Ijada kin Badgerbank
- Cursed with Awesome: Ijada's spirit animal.
- Hot Amazon: At least Ingrey thinks so.
- The Ingenue: Though she's highly intelligent and practical-minded, Ijada had lived a sheltered, provincial life.
- Proper Lady: Despite bashing a man's head in right at the beginning of the novel, she's not really an Action Girl, and is quite traditionally feminine.
Wencel kin Horseriver
- Blessed with Suck: Congrats! You can bespell people around you, control animals, and have powers to thwart the gods themselves...what could go wrong? Well, the way you did it was to involuntarily steal the bodies of your descendents and lock them in a sensory-deprived mental prison.
- Blue Blood: Ijada and Ingrey are nobility, but Wencel outranks them quite a bit, as an Earl.
- Really 700 Years Old
Prince Boleso
- 0% Approval Rating: Even Ingrey's silver-tongued employer can't come up with anything nice to say at his funeral, having to settle for something vague about "young lives cut short."
- Dead Guy on Display: For various reasons, but mainly as a member of the royal family, his death must be universally confirmed because of its effect on the order of succession.
Jokol Skullsplitter
- Blue Blood: A barbarian prince is still a prince.
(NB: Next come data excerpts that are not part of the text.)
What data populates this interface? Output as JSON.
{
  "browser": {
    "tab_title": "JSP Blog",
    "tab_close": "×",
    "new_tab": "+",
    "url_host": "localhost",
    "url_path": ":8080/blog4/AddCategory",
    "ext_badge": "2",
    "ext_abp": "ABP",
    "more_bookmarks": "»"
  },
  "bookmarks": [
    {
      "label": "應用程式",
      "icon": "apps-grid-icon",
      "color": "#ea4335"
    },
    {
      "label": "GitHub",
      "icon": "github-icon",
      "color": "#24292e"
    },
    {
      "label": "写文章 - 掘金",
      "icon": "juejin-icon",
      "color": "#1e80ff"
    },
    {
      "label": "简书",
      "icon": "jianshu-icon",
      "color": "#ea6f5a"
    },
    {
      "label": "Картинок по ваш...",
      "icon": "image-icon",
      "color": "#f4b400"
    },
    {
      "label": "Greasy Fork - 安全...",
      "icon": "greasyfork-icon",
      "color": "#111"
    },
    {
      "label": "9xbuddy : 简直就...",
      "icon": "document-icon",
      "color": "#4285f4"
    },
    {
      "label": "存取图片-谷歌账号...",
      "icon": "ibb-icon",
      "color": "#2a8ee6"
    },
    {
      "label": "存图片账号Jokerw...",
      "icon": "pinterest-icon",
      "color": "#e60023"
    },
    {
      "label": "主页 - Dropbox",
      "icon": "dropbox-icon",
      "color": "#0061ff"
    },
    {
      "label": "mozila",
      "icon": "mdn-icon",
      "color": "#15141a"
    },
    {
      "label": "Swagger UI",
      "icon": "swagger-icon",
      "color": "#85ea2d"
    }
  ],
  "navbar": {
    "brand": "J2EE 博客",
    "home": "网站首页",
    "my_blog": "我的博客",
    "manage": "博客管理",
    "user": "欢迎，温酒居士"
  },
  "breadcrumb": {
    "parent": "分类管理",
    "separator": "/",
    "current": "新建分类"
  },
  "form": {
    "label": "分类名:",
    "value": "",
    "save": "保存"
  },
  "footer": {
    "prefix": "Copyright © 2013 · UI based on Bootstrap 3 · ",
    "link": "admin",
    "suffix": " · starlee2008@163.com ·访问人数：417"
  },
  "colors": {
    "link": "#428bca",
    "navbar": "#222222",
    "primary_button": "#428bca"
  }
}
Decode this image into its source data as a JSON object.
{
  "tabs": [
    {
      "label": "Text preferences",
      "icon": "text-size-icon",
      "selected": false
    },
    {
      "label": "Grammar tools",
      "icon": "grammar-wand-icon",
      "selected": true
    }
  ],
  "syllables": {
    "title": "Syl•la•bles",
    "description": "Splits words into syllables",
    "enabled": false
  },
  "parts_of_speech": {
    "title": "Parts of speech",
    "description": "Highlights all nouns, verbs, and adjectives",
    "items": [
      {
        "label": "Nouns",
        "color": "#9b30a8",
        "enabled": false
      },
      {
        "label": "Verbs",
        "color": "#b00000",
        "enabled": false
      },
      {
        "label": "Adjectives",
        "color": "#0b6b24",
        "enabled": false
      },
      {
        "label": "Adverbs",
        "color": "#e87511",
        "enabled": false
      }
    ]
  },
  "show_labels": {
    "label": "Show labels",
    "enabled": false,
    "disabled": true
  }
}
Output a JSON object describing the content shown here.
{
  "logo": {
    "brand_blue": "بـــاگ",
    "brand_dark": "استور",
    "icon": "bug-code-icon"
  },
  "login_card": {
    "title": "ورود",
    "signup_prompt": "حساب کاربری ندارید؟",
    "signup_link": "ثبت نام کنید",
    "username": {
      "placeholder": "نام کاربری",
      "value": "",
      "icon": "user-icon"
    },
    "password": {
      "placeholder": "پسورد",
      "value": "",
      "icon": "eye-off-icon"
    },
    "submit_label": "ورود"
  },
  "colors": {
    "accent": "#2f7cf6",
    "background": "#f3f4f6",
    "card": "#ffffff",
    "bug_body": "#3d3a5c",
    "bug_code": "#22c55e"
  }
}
Jokol's casual interaction with Ingrey belies his rank, but is underscored when he meets Prince Biast for the first time and they greet each other as equals.
- Cultured Warrior: He's a either a barbarian prince or possibly a Pirate--no one's quite sure--yet poetry drips from his lips like kisses from the Goddess of Spring.
- Heroic Build: He's big.
- Meaningful Name: Though not what you'd think, and Bujold gets a good bit of mileage out of the joke.
- Redheaded Hero: In a long barbarian braid.